緩緩勾起唇角,那冰塊一定會對他動心,隻不過時間未到罷了,他說過很享受得到他的過程,當然會一步步慢慢來。
一點一點蠶食他的心,吞食他的肉體,這過程遠比強取豪奪來的有意思。
那勾起的唇角在方誠看來就是苦笑,頓時也為陸深感到悲哀:
“唉,兄弟,多吃點東西。”
一會兒好上路。
等等!
這位兄弟剛剛說了什麼?總是圍著少爺轉……
少爺早上對他說了什麼?如何讓一個人不再出現在你麵前。
所以少爺所說的解決掉他可能是不再讓陸深出現在他麵前,並不是說一定要讓他死。
腦海裏重複了幾遍少爺模棱兩可的話,好像的確沒明確說要殺了陸深,隻是讓他看著辦,隻要這人別再出現在他麵前就行,當然也不介意讓他死。
少爺啊少爺,你說你玩兒啥語言的博大精深呢,這萬一我一個沒反應過來,祖國不是又少了一顆嫩綠的小樹苗。
方誠茅塞頓開,也不再讓陸深吃東西,看向他的眼神也不複惋惜,開始使出吃奶的勁勸說陸深離他家少爺遠點。

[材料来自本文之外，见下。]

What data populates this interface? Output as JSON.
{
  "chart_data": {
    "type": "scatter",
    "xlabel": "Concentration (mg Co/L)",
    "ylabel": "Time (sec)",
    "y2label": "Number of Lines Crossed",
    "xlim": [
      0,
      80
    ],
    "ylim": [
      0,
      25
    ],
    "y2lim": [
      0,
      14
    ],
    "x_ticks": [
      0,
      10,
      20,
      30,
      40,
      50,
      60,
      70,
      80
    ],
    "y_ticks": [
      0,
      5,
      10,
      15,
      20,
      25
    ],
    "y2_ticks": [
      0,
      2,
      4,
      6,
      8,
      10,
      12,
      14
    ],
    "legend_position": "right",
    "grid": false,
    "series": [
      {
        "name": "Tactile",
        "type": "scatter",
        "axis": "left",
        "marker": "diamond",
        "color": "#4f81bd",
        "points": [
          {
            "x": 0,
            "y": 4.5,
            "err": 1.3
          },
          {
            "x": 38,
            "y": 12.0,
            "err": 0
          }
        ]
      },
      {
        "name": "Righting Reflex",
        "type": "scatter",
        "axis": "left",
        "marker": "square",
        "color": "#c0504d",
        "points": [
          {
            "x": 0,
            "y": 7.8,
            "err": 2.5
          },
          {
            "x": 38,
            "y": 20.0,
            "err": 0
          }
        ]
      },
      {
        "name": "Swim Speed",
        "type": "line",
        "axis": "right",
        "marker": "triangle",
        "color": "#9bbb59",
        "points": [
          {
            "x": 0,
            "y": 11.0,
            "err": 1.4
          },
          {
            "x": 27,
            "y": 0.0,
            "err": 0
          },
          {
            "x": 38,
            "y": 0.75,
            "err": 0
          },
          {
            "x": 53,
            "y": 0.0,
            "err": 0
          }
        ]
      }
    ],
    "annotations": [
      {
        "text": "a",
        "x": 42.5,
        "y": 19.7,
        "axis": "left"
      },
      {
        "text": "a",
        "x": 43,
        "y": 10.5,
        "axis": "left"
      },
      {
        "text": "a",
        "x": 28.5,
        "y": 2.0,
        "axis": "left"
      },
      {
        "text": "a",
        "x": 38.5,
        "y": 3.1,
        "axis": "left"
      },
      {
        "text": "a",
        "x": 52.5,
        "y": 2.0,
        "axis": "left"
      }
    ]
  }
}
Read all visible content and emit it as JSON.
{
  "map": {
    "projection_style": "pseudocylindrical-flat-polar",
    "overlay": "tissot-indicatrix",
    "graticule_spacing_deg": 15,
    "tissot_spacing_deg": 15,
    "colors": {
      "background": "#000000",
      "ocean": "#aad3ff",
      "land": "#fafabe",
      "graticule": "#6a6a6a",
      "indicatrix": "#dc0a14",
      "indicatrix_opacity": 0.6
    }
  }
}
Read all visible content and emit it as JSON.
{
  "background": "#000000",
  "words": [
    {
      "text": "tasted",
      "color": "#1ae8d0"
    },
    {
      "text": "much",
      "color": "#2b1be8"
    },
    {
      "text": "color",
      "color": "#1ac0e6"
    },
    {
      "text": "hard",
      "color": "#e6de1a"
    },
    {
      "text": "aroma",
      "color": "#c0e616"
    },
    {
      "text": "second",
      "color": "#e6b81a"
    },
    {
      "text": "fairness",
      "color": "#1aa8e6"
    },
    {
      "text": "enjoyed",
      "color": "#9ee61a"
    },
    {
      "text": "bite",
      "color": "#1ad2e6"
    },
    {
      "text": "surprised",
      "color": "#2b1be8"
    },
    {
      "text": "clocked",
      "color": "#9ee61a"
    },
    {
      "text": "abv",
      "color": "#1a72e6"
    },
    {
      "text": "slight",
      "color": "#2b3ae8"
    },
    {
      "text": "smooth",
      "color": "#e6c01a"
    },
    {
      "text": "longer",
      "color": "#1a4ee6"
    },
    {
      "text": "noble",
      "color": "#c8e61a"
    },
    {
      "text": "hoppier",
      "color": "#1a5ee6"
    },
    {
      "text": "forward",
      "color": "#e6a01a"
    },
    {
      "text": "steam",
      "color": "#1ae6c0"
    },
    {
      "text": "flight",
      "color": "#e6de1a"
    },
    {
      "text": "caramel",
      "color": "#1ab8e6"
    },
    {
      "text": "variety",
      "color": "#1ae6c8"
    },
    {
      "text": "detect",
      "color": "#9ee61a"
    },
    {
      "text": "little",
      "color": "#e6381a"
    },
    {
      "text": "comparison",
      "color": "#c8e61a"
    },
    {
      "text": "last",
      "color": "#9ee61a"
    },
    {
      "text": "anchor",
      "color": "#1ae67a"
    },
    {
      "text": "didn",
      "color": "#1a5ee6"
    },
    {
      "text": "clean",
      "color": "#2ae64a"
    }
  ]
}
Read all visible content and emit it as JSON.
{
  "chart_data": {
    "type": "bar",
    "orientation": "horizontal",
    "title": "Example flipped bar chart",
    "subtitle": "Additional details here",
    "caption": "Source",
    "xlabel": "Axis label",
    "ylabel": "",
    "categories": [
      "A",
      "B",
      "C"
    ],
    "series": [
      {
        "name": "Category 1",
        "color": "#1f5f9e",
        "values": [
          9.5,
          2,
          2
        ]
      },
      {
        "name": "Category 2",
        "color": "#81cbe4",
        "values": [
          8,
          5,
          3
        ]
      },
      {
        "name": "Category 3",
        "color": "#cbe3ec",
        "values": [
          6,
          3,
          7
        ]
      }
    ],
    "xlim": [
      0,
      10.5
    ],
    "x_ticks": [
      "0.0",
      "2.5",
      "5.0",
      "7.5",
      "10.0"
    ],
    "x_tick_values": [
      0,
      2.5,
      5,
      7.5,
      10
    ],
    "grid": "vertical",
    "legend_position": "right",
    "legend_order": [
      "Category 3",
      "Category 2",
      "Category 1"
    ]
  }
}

“兄弟你聽我的,何苦吊死在一棵樹上,世上美人多了去了。”
“天涯何處無芳草,何必單戀這一棵。”
“可是我就是喜歡他。”
陸深看著方誠突然的轉變,明白了什麼,然後繼續裝作失意的樣子。
方誠突然暴躁了,看著麵前油鹽不進的人,恨鐵不成鋼地說:
“你是不是傻,少爺那種冰塊有什麼好!洗個澡都得一個小時,等他出來你還不萎了?”
“而且還古板的要死,不僅睡衣連所有衣服都是清一色的黑白灰。”
“還有還有,他那種人肯讓你風流快活?那潔癖厲害得能讓你近身?”
他一個保鏢兼保姆要被他家刻薄又潔癖的少爺摧殘死了!
方誠不停抱怨自家少爺,越說越激動,完全沒注意對麵的人危險地眯起了眼。
陸深也不知道為什麼,聽著方誠的抱怨,心裏突然劃過一絲不爽。
好像自己的藏品被別人看了去,但是又有點不同。
“你怎麼知道這麼多。”
充滿危險的聲音讓方誠一震,頓時反應過來,急忙說道:
“喂喂喂兄弟!我對冰塊可沒興趣。”
“唉兄弟你還是離我家少爺遠點,算哥們我求你了行不。”
畢竟還是命重要,而且我也不想殺了你啊!
陸深看著麵前苦口婆心的人,把玩著戒指嗯了一聲,幽幽開口:
“好吧,以後沒事我不會出現在他麵前的。”
不過有事就不一定了。
方誠一聽立刻鬆了口氣,大喇喇拍下陸深肩膀,大聲說:
“這就對了!”
低頭看了看時間,陸深隨便敷衍了幾句就離開了,走出餐廳朝自己的車走去。
估計那兩個人已經到了。
街角忽然吹來了一陣微風,道邊的樹葉發出輕微的響動。
一陣詭異的氣息滿滿從不遠處傳來,和方誠給他的感覺不同,這次的氣息帶著明顯的敵意。
陸深英俊的臉微微側過一個弧度,唇角浮現出一抹嗜血的笑,看來今天真的要遲到了。